In the late 19th century, Otto Frank found using isolated frog hearts that the strength of ventricular contraction was increased when the ventricle was stretched prior to contraction. This observation was extended by the elegant studies of Ernest Starling and colleagues in the early 20th century who found that increasing venous return to the heart, which increased the filling pressure (left ventricular end-diatolic pressure; LVEDP of the ventricle, led to increased stroke volume (SV). Conversely, decreasing venous return decreased stroke volume.
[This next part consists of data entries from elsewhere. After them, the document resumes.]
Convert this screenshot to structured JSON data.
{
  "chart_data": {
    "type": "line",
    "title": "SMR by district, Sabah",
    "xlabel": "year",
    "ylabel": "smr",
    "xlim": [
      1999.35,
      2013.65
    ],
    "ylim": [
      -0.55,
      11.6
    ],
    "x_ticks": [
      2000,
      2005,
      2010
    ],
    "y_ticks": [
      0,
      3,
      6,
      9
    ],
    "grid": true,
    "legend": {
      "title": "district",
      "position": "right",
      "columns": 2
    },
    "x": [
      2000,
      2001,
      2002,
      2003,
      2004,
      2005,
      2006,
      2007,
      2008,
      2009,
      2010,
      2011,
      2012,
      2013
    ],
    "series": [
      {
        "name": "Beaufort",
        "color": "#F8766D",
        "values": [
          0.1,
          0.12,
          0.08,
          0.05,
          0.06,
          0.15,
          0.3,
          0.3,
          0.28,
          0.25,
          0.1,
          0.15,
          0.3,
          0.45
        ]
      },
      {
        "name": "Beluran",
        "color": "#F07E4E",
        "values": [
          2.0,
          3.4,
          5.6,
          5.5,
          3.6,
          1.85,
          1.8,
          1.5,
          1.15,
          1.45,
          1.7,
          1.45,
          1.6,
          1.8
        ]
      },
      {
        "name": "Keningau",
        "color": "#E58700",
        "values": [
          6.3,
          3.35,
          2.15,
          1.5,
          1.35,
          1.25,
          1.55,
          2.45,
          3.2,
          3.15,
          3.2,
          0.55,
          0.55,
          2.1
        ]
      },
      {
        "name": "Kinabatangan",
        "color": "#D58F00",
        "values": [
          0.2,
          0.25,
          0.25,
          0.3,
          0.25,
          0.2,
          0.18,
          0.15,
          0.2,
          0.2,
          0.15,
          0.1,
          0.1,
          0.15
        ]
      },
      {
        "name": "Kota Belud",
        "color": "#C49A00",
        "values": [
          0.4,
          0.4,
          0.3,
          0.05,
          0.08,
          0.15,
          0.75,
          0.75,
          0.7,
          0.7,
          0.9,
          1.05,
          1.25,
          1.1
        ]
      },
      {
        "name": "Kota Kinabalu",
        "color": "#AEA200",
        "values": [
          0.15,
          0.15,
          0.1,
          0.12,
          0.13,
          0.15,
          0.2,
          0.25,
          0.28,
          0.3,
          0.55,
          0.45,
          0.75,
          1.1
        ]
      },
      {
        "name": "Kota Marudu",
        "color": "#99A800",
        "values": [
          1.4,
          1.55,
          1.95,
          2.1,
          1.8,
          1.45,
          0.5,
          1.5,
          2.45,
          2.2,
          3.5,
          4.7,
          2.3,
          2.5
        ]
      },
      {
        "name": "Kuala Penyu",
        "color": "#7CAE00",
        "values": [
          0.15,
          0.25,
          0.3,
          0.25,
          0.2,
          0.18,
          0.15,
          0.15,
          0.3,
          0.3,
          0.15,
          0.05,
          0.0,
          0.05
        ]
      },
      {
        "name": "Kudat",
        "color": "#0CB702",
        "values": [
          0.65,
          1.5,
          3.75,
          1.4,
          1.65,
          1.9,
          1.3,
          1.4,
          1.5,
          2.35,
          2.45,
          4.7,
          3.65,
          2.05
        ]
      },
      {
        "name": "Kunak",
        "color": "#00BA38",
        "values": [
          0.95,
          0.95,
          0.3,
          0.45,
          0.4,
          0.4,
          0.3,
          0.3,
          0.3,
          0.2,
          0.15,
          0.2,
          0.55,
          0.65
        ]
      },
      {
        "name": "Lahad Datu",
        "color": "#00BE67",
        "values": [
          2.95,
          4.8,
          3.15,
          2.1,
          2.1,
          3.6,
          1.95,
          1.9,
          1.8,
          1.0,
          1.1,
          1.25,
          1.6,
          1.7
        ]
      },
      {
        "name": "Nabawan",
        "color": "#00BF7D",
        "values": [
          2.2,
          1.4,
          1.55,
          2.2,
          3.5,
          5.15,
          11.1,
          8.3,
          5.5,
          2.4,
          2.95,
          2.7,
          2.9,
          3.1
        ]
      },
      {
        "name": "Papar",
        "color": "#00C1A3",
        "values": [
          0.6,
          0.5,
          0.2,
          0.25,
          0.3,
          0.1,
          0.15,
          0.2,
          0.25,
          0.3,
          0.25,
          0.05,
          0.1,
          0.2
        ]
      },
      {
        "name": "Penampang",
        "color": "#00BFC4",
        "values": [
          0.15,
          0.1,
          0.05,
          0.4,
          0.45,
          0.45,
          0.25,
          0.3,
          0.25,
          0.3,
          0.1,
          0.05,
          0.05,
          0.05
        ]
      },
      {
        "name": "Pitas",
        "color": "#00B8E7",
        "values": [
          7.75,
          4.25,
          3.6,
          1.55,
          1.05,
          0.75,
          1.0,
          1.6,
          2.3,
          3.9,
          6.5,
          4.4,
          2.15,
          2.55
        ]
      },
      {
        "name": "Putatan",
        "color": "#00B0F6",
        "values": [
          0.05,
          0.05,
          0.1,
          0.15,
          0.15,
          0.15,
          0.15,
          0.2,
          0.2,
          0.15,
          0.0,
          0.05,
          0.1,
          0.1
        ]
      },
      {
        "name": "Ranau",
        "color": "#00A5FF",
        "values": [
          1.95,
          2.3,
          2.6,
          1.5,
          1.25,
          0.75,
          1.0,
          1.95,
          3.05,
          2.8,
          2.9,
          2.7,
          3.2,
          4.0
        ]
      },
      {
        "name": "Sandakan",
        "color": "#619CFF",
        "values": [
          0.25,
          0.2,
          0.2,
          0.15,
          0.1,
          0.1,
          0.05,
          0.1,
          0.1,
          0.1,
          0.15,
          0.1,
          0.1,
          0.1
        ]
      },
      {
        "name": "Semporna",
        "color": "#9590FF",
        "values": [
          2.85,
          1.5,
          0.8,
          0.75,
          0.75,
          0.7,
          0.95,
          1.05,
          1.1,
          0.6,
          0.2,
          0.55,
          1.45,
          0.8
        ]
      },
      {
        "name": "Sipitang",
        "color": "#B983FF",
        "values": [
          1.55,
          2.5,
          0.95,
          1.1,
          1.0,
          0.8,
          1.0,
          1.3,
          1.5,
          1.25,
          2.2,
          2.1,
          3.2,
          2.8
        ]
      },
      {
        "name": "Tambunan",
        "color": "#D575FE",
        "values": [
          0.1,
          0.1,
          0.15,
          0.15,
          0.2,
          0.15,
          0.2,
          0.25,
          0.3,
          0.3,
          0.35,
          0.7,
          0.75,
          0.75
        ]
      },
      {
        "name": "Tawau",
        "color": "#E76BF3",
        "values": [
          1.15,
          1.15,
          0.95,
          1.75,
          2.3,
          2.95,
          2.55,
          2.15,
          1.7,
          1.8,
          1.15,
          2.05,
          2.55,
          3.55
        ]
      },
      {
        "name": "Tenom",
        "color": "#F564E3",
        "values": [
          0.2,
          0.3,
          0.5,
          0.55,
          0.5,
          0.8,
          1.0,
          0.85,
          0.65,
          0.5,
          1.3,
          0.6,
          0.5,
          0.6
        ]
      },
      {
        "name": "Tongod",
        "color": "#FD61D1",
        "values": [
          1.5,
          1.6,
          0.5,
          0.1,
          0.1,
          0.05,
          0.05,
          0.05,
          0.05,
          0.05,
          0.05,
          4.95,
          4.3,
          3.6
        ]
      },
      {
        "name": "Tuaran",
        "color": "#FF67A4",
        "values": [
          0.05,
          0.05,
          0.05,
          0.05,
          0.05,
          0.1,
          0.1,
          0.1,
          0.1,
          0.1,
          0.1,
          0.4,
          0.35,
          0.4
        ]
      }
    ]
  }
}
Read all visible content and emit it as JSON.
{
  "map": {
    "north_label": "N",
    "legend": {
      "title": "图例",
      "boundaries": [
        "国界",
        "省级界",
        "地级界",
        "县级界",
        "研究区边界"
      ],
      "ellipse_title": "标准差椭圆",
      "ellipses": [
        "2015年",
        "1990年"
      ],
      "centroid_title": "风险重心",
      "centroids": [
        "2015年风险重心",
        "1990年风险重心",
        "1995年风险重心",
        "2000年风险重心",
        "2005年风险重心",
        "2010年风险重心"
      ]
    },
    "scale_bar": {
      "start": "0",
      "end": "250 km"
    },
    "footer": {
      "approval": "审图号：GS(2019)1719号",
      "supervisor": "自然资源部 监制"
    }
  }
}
This cardiac response to changes in venous return and ventricular filling pressure is intrinsic to the heart and does not depend on extrinsic neurohumoral mechanisms although such mechanisms can modify the intrinsic cardiac response. In honor of these two early pioneers, the ability of the heart to change its force of contraction and therefore stroke volume in response to changes in venous return is called the Frank-Starling mechanism (or Starling’s Law of the heart).
Now, here are the vital points to note when describing the Frank – Starling Law.
• The Ventricular Preload
• The Stroke Volume
• Myocardial Contraction
• Central Venous Pressure
The heart muscles ability to stretch [myocardial contraction; during diastole, ventricular filling with an increase in ventricular preload] in response to the increased ventricular filling as a result of increased venous pressure [central venous pressure], summarises the Frank – Starlings law. With increase in preload [ventricular force at the end of diastole; heart muscle stretch/contract], there is an increased stroke volume [ amount of blood that leaves the ventricles per beat], so with increase preload, due to increased venous return there is increased stroke volume with resultant increase in cardiac output.